Once, These Were Just 100-Year-Old Photos of Child Workers in Dallas. Now, They're Stories.

cottonmillgirls1.jpg
Lewis Wickes Hine
From the records of the National Child Labor Committee, one more photo from the Dallas Cotton Mill taken in October 1913
Fret not: We're running dangerously low on Lewis Wickes Hine photos, taken in Dallas in October 1913 as part of his federally commissioned child-labor abuse series, not yet published on Unfair Park. And I know I said last week's update on Massachusetts historian Joe Manning's efforts to find the relatives of the children featured in these photos would more than likely be the end of this particular series.

But Joe has sent another update. He writes, "It's getting to be quite a story!" And it is.

What you see above is a picture captioned "Group of typical mill girls. Dallas Cotton Mill. Location: Dallas, Texas." No names are given. But one of the girls is indeed familiar: On the far right is 15-year-old Rosy Phillips, who we met, along with her younger brother Exie, last month. She actually appears in three Hine photos, including this one we've not yet run. (Its caption reads, "Eternal vigilance will be needed to keep these little ones out of the mill.")

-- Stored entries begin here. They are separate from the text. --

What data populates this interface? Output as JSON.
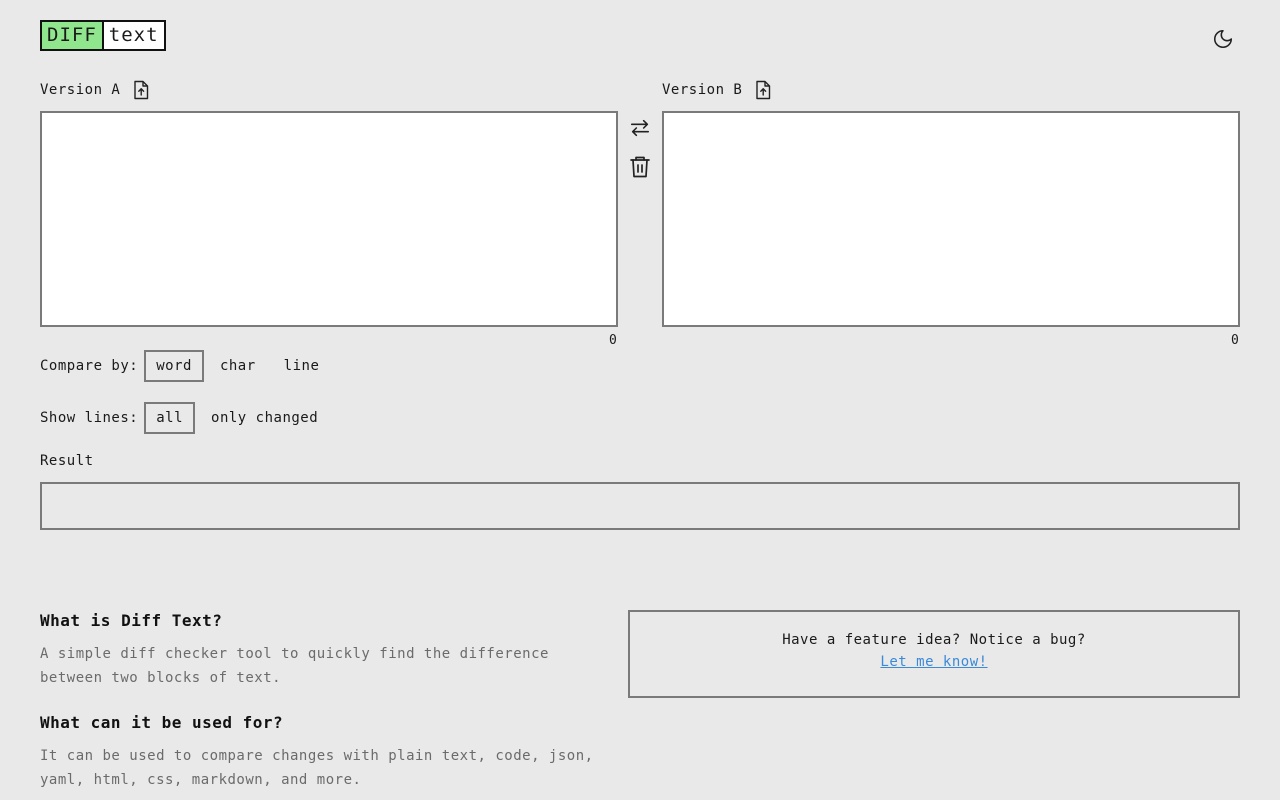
{
  "logo": {
    "part1": "DIFF",
    "part2": "text"
  },
  "header": {
    "theme_icon": "moon-icon"
  },
  "editor_a": {
    "label": "Version A",
    "icon": "file-upload-icon",
    "value": "",
    "char_count": "0"
  },
  "editor_b": {
    "label": "Version B",
    "icon": "file-upload-icon",
    "value": "",
    "char_count": "0"
  },
  "actions": {
    "swap_icon": "swap-arrows-icon",
    "clear_icon": "trash-icon"
  },
  "compare_by": {
    "label": "Compare by:",
    "options": [
      "word",
      "char",
      "line"
    ],
    "selected": "word"
  },
  "show_lines": {
    "label": "Show lines:",
    "options": [
      "all",
      "only changed"
    ],
    "selected": "all"
  },
  "result": {
    "label": "Result",
    "value": ""
  },
  "faq": [
    {
      "question": "What is Diff Text?",
      "answer": "A simple diff checker tool to quickly find the difference between two blocks of text."
    },
    {
      "question": "What can it be used for?",
      "answer": "It can be used to compare changes with plain text, code, json, yaml, html, css, markdown, and more."
    }
  ],
  "feedback": {
    "text": "Have a feature idea? Notice a bug?",
    "link": "Let me know!"
  },
  "colors": {
    "logo_accent": "#90e68c",
    "link": "#3a8ad8",
    "border": "#7a7a7a",
    "background": "#e9e9e9"
  }
}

Manning, who has already found the son of newsie Sam Stillman, tracked down Rosy Phillips's daughter as well. Her name is Beatrice, and like Stillman's son (a college prof who actually taught Hine's photos), she had no idea her mother appeared in these important pictures now in the Library of Congress. Joe writes:
After all, her mother died when she was seven years old, and she had never seen a photo of her mother as a girl, until I sent the Hine photo to her. She told me that Rosa married Frank Lamb in Arkansas at the age of 15, had three children by him, and all three of them died very young. She doesn't know their names. Then she moved to Virginia and married again, in 1926. She doesn't know if her mother divorced Frank Lamb, or if he died. Her second husband was John C. Boone, who was only 19 when she married him. She was about 27. They had seven children, but five of them died very young or were stillborn. She has no idea what their names were or even if they were boys or girls. The only ones who survived were Beatrice and her sister, Elsie.
Which is hardly the whole story. Manning has more on his Web site, "Tracking Down the Dallas Newsies," including information concerning the fate of Exie Phillips. In the future, I'll update this item as Manning posts further updates. I expect he'll keep me quite busy.